И тут ее осенило: да это же Дик шантажировал Альберта за те драгоценности, которыми он поделился в тот вечер с ним! А может быть, когда-то и Альберт снимал с туземцев украшения? Ведь пропадал он сутками, да и возвращался озлобленным…

– Вот моя расписка!

Дик начал выгребать содержимое карманов, из них вывалились какие-то бумаги, а потом упали на пол и покатились в разные стороны жемчужные бусинки. А ей показалось, что это тяжелые металлические шары – звуки были громкими и глухими… Дик продолжал выворачивать карманы. Потом он протянул к ней руки:

– Ну же, идем ко мне!

Она оттолкнула его и попыталась выбежать из комнаты, но твердая мужская рука легла на плечо и резко развернула ее.

– Не нужно суетиться! – низкий хрипловатый голос Дика звучал требовательно, видно, он привык к тому, что все его задумки осуществляются. – И кричать необязательно, здесь никто не услышит… А если будешь сопротивляться – завтра же сдам твоего Альберта со всеми потрохами Крезье, так что арестуют его…

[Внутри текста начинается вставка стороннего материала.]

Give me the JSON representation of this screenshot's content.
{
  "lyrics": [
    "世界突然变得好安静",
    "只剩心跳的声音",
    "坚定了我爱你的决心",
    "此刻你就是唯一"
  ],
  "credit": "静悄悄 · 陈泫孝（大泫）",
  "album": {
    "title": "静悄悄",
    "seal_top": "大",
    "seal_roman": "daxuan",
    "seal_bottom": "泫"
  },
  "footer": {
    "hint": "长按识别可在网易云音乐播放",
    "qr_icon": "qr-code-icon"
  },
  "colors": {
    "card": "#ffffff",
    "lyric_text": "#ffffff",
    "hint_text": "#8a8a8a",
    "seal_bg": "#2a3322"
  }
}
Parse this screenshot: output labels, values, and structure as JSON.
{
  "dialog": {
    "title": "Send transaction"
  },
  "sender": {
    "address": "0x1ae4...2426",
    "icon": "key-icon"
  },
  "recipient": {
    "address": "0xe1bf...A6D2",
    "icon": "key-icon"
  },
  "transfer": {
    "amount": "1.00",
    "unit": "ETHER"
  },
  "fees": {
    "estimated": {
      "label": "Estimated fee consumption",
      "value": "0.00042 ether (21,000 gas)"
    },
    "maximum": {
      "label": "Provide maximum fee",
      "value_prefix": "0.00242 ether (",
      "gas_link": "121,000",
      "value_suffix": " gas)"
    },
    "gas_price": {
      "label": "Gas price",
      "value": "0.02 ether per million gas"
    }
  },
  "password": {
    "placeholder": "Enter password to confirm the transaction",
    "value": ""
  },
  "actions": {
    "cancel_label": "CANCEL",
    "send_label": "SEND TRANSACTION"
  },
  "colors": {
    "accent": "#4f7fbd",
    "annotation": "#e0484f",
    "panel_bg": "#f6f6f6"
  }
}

– А тебя? – еле выдавила из себя Катарина.

– Я – военный, у меня другие правила игры…

Дик резко дернул ночную сорочку, и тонкая ткань разорвалась на груди почти без звука. Потом он навалился на нее тяжелым телом, и в нем был уже не один, а уж точно – два мешка с овощами… Катарина, почти приплюснутая к кровати, не в силах сбросить с себя эту тяжесть, протянула руку к подставке для напольной вазы и резко дернула ее на себя. В лицо плеснуло прохладной водой, а из падающей тяжелой цветочной вазы посыпались белые лилии. Что первым коснулось ее головы – плотные влажные цветы или же тяжелая керамическая емкость – этого она уже не знала.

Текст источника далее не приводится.